The Synod paper speaks of the need to “challenge parishes which have seen growth in unrestricted reserves over many years to contribute more realistically towards the cost of the ministry”, noting that unrestricted funds held by parishes grew by approximately £2 million in 2019-20.

Since 2014, the diocese has received £8.7 million in strategic development funding, including support for Fresh Expressions (it aims for the number to equal “inherited churches” by 2030) (News, 4 October 2019) and £5.3 million towards a £16-million project for church growth in city-centre and market-town locations, with a goal to double the number of worshippers across all forms of church by 2030 (News, 13 July 2018).

Its financial woes have been exacerbated by the Covid-19 pandemic. In 2020, parish contributions fell by £429,000 — 9.4 per cent — and overall income was down by 20 per cent. An overall loss of £1.83 million was recorded — even greater than forecast — and the annual report warned of another deficit in 2022 and “further difficult decisions”. The aim is to break even in 2023.

Among the concerns raised in an online Q&A process during the consultation was the danger that pastoral relationships would suffer “if priests are not able to be a sacramental presence within their communities”. It was said that all new churches must be “baptismal and eucharistic”, but that the diocese lacked “diversity of style”, currently. Questions were also asked about how to “grow all of these new leader lay people so quickly” and how the framework would cohere with the parish system.

On Tuesday, Shayne Ardron, an hon. lay canon of Leicester Cathedral and member of the Bishop’s Council, spoke of the need for a “culture change” to a more “Kingdom-focused” outlook. “It’s how can the Church engage with the community around it and enable that to become more of a place of Kingdom in the way we treat one another and behave and what we notice? . . . That’s a huge culture change, because we have always been more church-focused — what the church puts on and what the church does.”

Some of the roles that lay people were called to had not previously been recognised, she said. She had worked with some with “an incredible heart for journeying with people in their faith and discipleship, coming alongside people and helping them through their faith journeys”.

She was also a member of the Bishop’s Council who had reviewed feedback, and acknowledged that responses varied “enormously depending on what kind of parish you came from. . . Some people are very nervous about changes, because they are not sure how it’s going to lie, but it’s where do we gain our strength from? And our strength isn’t from the church structures: our strength is from God.”

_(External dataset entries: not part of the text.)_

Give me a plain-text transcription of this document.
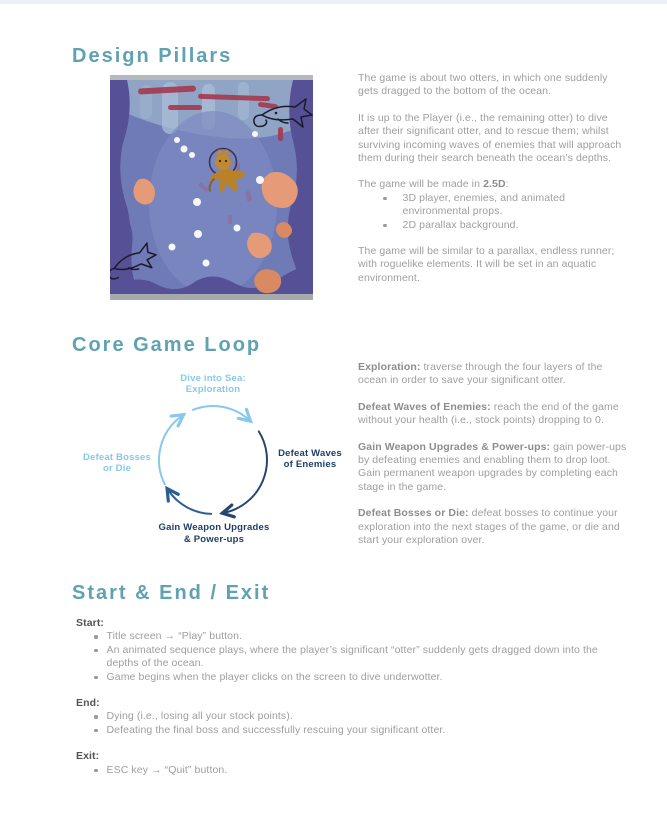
Design Pillars

The game is about two otters, in which one suddenly gets dragged to the bottom of the ocean.

It is up to the Player (i.e., the remaining otter) to dive after their significant otter, and to rescue them; whilst surviving incoming waves of enemies that will approach them during their search beneath the ocean’s depths.

The game will be made in 2.5D:

3D player, enemies, and animated environmental props.
2D parallax background.

The game will be similar to a parallax, endless runner; with roguelike elements. It will be set in an aquatic environment.

Core Game Loop
Dive into Sea:
Exploration
Defeat Waves
of Enemies
Gain Weapon Upgrades
& Power-ups
Defeat Bosses
or Die

Exploration: traverse through the four layers of the ocean in order to save your significant otter.

Defeat Waves of Enemies: reach the end of the game without your health (i.e., stock points) dropping to 0.

Gain Weapon Upgrades & Power-ups: gain power-ups by defeating enemies and enabling them to drop loot. Gain permanent weapon upgrades by completing each stage in the game.

Defeat Bosses or Die: defeat bosses to continue your exploration into the next stages of the game, or die and start your exploration over.

Start & End / Exit
Start:
Title screen → “Play” button.
An animated sequence plays, where the player’s significant “otter” suddenly gets dragged down into the depths of the ocean.
Game begins when the player clicks on the screen to dive underwotter.
End:
Dying (i.e., losing all your stock points).
Defeating the final boss and successfully rescuing your significant otter.
Exit:
ESC key → “Quit” button.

The diocesan resourcing-church enabler, the Revd Barry Hill, who is Team Rector in the Harborough Team Ministry, with five parish churches in the “central” Anglican tradition, said: “As we try to lean further into our calling to serve all in our parishes — not just our congregations — this new strategy is full of potential to help us. Overall it feels realistic, visionary and challenging. . .

“I suspect no Christian is ever going to sell everything they own for any ministry model or relational arrangement between churches, but we’ll sacrifice a lot to see the Kingdom grow in breadth and depth.

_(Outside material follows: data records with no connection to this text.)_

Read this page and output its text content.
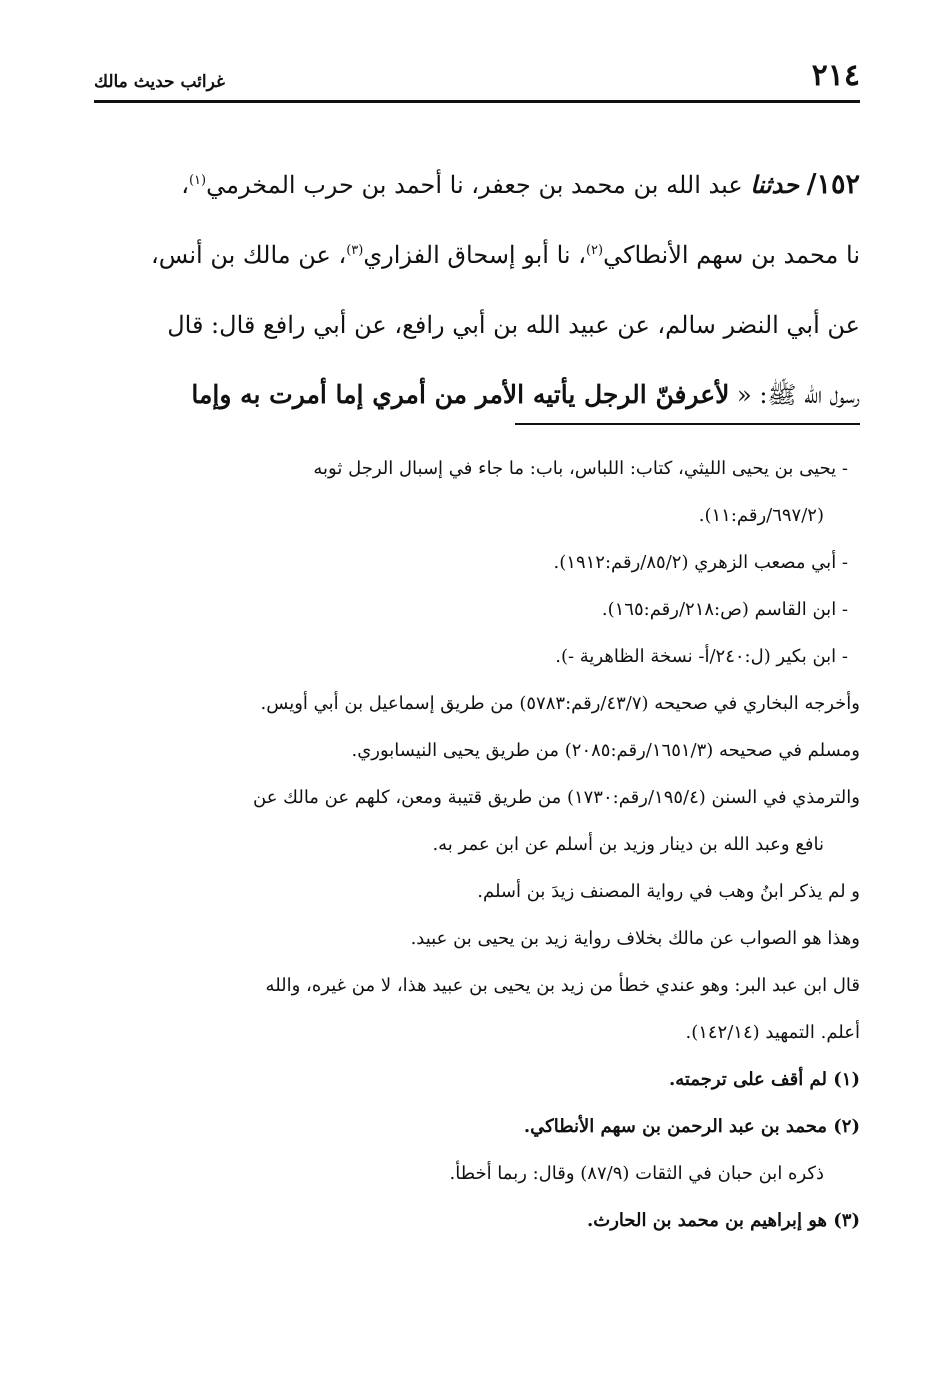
٢١٤
غرائب حديث مالك

١٥٢/ حدثنا عبد الله بن محمد بن جعفر، نا أحمد بن حرب المخرمي$^{(١)}$،

نا محمد بن سهم الأنطاكي$^{(٢)}$، نا أبو إسحاق الفزاري$^{(٣)}$، عن مالك بن أنس،

عن أبي النضر سالم، عن عبيد الله بن أبي رافع، عن أبي رافع قال: قال

رسول الله ﷺ: « لأعرفنّ الرجل يأتيه الأمر من أمري إما أمرت به وإما

- يحيى بن يحيى الليثي، كتاب: اللباس، باب: ما جاء في إسبال الرجل ثوبه

(٦٩٧/٢/رقم:١١).

- أبي مصعب الزهري (٨٥/٢/رقم:١٩١٢).

- ابن القاسم (ص:٢١٨/رقم:١٦٥).

- ابن بكير (ل:٢٤٠/أ- نسخة الظاهرية -).

وأخرجه البخاري في صحيحه (٤٣/٧/رقم:٥٧٨٣) من طريق إسماعيل بن أبي أويس.

ومسلم في صحيحه (١٦٥١/٣/رقم:٢٠٨٥) من طريق يحيى النيسابوري.

والترمذي في السنن (١٩٥/٤/رقم:١٧٣٠) من طريق قتيبة ومعن، كلهم عن مالك عن

نافع وعبد الله بن دينار وزيد بن أسلم عن ابن عمر به.

و لم يذكر ابنُ وهب في رواية المصنف زيدَ بن أسلم.

وهذا هو الصواب عن مالك بخلاف رواية زيد بن يحيى بن عبيد.

قال ابن عبد البر: وهو عندي خطأ من زيد بن يحيى بن عبيد هذا، لا من غيره، والله

أعلم. التمهيد (١٤٢/١٤).

(١) لم أقف على ترجمته.

(٢) محمد بن عبد الرحمن بن سهم الأنطاكي.

ذكره ابن حبان في الثقات (٨٧/٩) وقال: ربما أخطأ.

(٣) هو إبراهيم بن محمد بن الحارث.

“Whether this new strategy fulfils its potential is up to us in parishes and the diocese as a whole and how much we are willing to work to keep rejecting the temptations of ecclesial narcissism, false binaries, defensiveness, and zero-sum games. If it works as intended, it will help us be better parish churches. I am hopeful, but not naïve, that this is possible.”

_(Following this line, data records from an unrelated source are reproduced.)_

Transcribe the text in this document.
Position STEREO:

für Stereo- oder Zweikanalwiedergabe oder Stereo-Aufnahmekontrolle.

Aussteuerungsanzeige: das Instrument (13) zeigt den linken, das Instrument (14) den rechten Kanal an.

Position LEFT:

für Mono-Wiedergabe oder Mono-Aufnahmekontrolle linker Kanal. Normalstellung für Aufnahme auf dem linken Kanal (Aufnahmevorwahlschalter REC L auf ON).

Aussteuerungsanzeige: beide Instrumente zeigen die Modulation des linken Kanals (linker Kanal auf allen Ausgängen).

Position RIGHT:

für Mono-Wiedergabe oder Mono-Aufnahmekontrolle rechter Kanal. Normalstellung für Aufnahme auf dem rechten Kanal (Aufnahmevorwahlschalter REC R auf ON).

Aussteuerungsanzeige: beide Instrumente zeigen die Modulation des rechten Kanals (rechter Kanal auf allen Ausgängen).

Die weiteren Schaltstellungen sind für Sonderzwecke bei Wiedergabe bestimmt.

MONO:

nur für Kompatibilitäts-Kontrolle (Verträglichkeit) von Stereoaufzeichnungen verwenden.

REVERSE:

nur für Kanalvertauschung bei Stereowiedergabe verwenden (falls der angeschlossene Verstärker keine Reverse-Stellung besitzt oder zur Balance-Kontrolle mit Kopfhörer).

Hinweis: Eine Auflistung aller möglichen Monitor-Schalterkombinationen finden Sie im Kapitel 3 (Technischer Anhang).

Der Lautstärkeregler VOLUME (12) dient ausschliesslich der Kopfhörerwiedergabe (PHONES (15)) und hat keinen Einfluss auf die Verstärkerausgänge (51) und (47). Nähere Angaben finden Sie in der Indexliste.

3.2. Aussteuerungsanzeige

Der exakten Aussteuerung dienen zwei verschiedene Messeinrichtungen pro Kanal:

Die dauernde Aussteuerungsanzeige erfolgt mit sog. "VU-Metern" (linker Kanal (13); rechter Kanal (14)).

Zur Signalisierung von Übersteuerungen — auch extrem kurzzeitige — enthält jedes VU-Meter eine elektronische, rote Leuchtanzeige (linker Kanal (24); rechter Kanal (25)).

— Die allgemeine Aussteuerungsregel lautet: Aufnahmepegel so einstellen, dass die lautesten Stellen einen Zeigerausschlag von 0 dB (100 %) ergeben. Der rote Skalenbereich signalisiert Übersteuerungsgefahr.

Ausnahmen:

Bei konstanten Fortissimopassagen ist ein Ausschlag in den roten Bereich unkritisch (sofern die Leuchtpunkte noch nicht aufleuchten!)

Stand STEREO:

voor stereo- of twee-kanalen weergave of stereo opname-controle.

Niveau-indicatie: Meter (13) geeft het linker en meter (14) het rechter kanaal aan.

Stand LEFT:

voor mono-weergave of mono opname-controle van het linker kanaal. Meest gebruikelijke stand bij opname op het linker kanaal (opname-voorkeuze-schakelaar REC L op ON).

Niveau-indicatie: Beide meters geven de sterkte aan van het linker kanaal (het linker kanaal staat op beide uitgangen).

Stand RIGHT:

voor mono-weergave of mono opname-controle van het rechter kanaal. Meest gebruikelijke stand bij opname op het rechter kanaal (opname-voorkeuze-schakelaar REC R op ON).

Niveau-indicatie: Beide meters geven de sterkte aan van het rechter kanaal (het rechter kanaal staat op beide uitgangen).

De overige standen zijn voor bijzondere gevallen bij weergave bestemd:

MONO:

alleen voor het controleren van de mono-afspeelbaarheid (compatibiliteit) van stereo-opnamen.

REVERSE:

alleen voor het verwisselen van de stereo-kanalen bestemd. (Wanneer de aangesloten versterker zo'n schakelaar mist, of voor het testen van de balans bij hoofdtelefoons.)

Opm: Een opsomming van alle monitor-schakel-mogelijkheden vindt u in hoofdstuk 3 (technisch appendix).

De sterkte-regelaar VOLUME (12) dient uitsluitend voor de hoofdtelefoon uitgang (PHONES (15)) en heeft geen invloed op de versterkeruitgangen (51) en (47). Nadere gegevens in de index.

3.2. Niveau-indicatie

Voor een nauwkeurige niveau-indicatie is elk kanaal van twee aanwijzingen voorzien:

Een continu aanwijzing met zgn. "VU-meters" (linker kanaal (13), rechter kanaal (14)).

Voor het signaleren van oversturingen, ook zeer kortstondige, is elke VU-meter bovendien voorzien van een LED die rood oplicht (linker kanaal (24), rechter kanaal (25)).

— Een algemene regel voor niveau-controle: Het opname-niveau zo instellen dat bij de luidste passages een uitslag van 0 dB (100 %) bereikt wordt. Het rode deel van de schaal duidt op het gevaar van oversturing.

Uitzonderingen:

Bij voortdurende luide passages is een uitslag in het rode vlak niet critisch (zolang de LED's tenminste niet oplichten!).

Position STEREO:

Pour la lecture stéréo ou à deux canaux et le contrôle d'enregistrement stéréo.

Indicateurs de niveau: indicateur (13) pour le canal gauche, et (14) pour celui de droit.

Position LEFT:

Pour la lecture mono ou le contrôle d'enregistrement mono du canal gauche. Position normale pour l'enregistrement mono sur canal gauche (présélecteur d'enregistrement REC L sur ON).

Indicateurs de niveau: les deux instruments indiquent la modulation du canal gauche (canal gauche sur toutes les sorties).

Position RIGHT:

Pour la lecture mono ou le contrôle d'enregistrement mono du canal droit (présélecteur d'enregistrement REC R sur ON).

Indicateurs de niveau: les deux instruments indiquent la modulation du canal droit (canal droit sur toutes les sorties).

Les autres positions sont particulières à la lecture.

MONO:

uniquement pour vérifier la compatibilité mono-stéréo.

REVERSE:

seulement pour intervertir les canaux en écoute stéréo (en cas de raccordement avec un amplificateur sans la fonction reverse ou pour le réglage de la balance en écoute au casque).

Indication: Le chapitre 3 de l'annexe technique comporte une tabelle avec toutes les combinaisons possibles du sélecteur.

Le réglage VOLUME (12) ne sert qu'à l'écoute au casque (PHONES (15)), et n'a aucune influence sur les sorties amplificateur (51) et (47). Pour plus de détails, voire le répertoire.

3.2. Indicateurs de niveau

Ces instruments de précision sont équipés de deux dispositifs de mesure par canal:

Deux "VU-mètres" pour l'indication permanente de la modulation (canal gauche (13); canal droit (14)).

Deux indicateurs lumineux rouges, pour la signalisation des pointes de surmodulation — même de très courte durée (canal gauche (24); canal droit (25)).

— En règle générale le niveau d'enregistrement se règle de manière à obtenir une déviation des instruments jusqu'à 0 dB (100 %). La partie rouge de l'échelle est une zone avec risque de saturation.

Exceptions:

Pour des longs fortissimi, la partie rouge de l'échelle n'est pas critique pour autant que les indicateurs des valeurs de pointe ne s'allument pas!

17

In a short film issued on Monday, Bishop Snow said that it was likely that the framework would be “piloted in one or two areas”. He stressed that the vote of the diocesan synod would be respected. A two-thirds majority was sought and if the vote fell “well short . . . then we will be absolutely clear that that is a rejection of the proposals and we will need to rethink”. The framework offered the opportunity for churches to “grow and flourish”, he said.